L’Origine des autres (The Origin of Others), de Toni Morrison, avant-propos de Ta-Nehisi Coates, traduit de l’anglais (Etats-Unis) par Christine Laferrière, Christian Bourgois, 96 p., 13 €.
Il serait plus simple, et moins coûteux en haine, en stupidités de toute sorte, de commencer par là : non seulement « le racisme précède la race », comme l’écrit le journaliste et essayiste Ta-Nehisi Coates dans son avant-propos, mais « il n’existe pas d’étrangers, martèle Toni Morrison, il n’existe que des versions de nous-mêmes », dont, pour la plupart, « nous voulons nous protéger ». L’étranger est quelque chose qui se fabrique : tel est le sens du titre et le cœur conceptuel de cette Origine des autres, reprise d’une série de conférences données en 2016 à l’université Harvard par la grande romancière et intellectuelle américaine.
Il y a des couleurs de peau, c’est un fait.

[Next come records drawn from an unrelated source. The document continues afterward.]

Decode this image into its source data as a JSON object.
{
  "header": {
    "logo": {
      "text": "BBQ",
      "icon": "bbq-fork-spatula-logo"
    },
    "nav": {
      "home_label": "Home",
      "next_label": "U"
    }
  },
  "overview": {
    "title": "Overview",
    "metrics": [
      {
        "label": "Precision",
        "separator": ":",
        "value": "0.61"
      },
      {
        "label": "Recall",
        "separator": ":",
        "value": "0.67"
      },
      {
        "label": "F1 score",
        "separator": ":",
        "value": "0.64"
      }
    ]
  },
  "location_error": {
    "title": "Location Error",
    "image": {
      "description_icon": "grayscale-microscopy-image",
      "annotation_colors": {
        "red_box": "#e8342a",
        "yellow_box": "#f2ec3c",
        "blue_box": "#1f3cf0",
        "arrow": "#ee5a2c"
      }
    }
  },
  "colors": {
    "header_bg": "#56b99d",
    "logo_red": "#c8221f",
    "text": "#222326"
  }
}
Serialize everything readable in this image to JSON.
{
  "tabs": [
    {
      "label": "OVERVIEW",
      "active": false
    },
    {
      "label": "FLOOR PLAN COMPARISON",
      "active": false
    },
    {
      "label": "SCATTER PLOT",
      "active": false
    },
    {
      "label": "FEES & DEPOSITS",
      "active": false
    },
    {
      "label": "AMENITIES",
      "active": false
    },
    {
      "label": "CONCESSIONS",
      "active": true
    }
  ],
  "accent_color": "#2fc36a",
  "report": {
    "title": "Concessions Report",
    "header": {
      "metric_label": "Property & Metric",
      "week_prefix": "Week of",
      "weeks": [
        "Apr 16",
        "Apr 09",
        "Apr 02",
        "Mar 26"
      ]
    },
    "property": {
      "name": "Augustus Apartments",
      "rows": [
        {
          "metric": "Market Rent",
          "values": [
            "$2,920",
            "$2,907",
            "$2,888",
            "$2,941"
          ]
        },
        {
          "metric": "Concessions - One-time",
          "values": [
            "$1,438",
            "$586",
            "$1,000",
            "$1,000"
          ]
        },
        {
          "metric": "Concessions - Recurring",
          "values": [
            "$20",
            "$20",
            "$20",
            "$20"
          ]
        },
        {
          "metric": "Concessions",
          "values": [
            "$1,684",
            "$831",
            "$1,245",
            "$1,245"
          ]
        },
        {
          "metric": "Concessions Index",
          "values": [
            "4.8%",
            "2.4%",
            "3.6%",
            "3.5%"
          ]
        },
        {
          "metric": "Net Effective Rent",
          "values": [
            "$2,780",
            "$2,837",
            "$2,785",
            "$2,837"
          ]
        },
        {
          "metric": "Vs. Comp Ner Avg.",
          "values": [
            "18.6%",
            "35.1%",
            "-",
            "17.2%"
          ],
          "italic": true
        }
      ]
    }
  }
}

L’artifice commence quand on identifie des individus à l’essence qu’on croit déceler en elles, manipulation qui, selon la Prix Nobel de littérature 1993, prend sa source dans l’angoisse, la pauvre frousse des humains face à la question la moins susceptible de trouver une réponse apaisante : qui suis-je ? Le moi résiste au vertige d’être « étranger à lui-même » en le reportant sur ceux que distingue leur couleur ou l’on ne sait quel trait. Autrui n’est dès lors transformé en Autre (la majuscule sied aux êtres mythologiques) que parce qu’il y a en nous cette faille ontologique, dont Morrison explore les traductions infinies pour arracher à leur racine l’infériorisation, la violence identitaire qui en procèdent.
Elle réunit pour cela une matière hybride, mêlant archives médicales ou juridiques, récits d’esclavagistes et d’esclaves, œuvres littéraires, retour sur ses propres livres, bribes de souvenirs. L’abondance de l’ensemble forme la richesse et la limite de ce court texte souvent fulgurant, parfois désordonné, et qui aurait gagné à développer davantage son intuition fondatrice. Le mélange de force d’évocation et de puissance théorique propres à Toni Morrison domine cependant, à mesure que revient, sous des formes changeantes, l’unique obsession qui porte sa pensée : qu’il soit enfin rendu possible de voir en quiconque se tient devant moi non plus l’altérité, ni la similitude, ni aucune des idées que je peux me faire de lui, mais lui-même.